Before starting any server of this Denodo installation, edit the file <DENODO_HOME>/resources/apache-tomcat/conf/context.xml and change the default policy for the SameSite cookies to this:
```
<CookieProcessor sameSiteCookies="none" />
```
In the configuration file <DENODO_HOME>/conf/data-catalog/DataCatalogBackend.properties add or edit the property cors.enabled and set to true. To disable CORS, remove the property or set to false. In this file you can also set the following optional properties to fine-tune the CORS configuration:
- cors.allowedOrigins: set a list of origins allowed to execute cross-origin requests (separate each origin by a space). For example, cors.allowedOrigins=http://localhost:3000 https://localhost:3000. By default, the value of the property cors.allowedOrigins is *. This means that any domain can execute cross-origin requests.

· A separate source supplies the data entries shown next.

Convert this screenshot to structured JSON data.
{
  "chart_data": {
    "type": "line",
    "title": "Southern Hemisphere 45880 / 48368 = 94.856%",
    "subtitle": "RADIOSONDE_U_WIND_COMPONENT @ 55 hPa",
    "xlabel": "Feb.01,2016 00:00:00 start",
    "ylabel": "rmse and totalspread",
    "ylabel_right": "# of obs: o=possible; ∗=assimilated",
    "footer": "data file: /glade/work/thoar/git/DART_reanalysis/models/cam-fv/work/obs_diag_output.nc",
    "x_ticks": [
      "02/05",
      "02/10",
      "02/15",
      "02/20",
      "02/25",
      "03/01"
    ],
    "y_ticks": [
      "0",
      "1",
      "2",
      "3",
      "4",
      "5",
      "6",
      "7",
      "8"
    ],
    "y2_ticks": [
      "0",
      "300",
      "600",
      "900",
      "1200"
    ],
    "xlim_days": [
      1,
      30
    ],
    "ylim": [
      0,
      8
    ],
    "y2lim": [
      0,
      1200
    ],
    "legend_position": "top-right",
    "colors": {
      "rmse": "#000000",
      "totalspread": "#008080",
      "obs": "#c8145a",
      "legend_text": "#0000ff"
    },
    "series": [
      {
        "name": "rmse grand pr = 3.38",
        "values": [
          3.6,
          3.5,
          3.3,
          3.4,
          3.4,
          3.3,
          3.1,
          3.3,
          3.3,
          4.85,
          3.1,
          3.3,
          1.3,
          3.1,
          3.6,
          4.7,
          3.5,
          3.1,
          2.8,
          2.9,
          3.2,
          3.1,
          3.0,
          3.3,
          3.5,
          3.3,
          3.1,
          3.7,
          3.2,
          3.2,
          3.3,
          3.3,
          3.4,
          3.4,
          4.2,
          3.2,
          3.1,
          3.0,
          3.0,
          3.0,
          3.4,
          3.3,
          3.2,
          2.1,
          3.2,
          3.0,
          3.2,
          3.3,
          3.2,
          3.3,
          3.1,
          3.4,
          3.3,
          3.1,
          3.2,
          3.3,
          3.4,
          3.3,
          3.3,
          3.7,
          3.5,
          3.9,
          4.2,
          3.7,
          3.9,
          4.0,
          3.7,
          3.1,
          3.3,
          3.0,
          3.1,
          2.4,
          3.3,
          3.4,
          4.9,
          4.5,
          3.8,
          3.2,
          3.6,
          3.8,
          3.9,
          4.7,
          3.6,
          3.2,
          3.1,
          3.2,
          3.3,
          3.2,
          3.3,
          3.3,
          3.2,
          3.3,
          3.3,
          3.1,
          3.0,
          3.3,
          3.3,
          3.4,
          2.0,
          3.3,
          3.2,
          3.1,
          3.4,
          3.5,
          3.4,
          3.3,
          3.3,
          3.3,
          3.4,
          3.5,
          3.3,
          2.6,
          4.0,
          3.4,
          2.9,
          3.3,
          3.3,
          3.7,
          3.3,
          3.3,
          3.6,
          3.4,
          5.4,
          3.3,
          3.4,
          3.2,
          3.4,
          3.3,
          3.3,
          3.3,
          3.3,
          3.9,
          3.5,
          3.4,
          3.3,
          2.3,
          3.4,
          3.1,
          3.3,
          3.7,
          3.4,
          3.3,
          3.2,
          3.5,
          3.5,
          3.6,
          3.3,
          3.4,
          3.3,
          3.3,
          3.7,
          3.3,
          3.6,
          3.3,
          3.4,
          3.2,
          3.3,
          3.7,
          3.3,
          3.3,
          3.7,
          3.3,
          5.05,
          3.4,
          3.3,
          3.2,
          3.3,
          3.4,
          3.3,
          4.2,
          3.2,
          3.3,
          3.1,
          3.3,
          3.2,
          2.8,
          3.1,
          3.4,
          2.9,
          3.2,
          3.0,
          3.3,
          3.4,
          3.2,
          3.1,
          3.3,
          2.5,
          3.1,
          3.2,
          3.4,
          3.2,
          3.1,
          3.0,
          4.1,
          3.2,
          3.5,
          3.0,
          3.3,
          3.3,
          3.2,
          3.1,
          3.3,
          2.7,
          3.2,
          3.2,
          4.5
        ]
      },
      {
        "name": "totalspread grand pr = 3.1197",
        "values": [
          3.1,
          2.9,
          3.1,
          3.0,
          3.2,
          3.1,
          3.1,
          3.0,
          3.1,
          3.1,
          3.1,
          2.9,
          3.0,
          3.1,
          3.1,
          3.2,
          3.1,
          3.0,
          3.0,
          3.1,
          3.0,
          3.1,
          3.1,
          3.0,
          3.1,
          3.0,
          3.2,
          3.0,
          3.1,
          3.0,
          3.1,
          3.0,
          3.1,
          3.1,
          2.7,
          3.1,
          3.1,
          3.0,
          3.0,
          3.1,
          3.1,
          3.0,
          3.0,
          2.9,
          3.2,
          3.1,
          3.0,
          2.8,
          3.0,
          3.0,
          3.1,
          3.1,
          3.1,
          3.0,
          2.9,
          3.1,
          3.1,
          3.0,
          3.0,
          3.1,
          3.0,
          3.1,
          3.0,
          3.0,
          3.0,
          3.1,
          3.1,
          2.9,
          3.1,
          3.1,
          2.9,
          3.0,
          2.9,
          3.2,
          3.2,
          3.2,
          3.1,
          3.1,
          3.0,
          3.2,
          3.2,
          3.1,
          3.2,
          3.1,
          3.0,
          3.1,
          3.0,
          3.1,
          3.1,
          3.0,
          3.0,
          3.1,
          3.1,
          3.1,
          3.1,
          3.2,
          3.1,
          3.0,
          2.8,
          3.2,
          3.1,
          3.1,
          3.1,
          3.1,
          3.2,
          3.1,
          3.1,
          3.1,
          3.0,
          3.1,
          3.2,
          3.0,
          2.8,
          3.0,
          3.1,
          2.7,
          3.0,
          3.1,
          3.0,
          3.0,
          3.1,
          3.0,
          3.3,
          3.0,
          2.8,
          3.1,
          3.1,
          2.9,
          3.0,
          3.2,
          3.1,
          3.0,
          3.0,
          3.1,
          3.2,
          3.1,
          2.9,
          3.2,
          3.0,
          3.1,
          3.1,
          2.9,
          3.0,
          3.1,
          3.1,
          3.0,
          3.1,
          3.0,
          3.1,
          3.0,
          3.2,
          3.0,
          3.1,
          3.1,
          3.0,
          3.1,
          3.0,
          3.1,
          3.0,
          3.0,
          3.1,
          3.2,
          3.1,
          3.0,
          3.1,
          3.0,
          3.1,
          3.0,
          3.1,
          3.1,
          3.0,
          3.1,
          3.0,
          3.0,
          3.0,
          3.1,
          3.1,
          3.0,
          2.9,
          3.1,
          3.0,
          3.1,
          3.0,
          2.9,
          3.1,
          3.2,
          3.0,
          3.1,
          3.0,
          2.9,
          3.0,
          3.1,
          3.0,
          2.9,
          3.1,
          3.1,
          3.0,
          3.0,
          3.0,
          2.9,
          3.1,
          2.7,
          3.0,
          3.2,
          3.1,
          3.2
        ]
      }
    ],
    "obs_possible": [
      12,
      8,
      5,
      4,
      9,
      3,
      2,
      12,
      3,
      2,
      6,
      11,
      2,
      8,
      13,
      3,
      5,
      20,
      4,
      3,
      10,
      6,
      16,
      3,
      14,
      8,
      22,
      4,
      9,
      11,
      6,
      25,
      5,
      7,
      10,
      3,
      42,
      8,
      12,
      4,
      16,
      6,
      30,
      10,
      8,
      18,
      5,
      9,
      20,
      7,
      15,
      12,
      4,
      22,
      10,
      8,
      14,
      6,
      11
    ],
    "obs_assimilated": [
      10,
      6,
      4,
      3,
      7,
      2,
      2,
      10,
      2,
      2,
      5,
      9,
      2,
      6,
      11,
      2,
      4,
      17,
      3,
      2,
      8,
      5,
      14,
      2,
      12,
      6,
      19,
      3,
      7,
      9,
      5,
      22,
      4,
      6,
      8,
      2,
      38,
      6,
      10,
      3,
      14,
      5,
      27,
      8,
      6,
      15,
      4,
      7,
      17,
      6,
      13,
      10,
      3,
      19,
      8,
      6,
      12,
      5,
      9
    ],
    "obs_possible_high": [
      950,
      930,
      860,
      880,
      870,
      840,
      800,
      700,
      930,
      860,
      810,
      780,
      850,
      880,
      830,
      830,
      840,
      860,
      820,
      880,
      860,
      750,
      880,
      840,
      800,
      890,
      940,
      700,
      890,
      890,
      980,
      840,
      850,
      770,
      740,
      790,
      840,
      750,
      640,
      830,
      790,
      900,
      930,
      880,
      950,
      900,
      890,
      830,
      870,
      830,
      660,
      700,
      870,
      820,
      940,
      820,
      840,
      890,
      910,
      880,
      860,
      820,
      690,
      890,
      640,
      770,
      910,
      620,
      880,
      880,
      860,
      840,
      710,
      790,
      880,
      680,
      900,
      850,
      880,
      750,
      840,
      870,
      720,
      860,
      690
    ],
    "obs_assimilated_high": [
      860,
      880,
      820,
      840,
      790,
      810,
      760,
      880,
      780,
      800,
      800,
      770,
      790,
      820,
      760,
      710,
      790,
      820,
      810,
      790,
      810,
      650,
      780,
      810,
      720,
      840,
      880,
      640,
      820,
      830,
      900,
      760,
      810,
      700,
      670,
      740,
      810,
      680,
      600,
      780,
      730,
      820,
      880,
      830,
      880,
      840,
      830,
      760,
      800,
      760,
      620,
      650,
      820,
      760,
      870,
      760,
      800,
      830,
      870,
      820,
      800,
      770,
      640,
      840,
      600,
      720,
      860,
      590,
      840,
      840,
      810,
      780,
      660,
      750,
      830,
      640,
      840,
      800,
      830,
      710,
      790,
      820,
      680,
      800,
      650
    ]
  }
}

- cors.allowCredentials: if is set to true, the client will expose the response credentials to frontend JavaScript when the request’s credentials mode is include. By default, the value of the property cors.allowCredentials is true.
- cors.allowedHeaders: set a list of HTTP headers that can be used in cross-origin requests (separate each HTTP header by a space). For example, cors.allowedHeaders=content-type uri x-xsrf-token. By default, the value of the property cors.allowedHeaders is *. This means that cross-origin requests can use any HTTP header.
- cors.allowedMethods: set a list of HTTP methods allowed in cross-origin requests (separate each HTTP method by a space). For example, cors.allowedMethods=GET POST PUT DELETE. By default, the value of the property cors.allowedMethods is *. This means that cross-origin requests can use any HTTP method.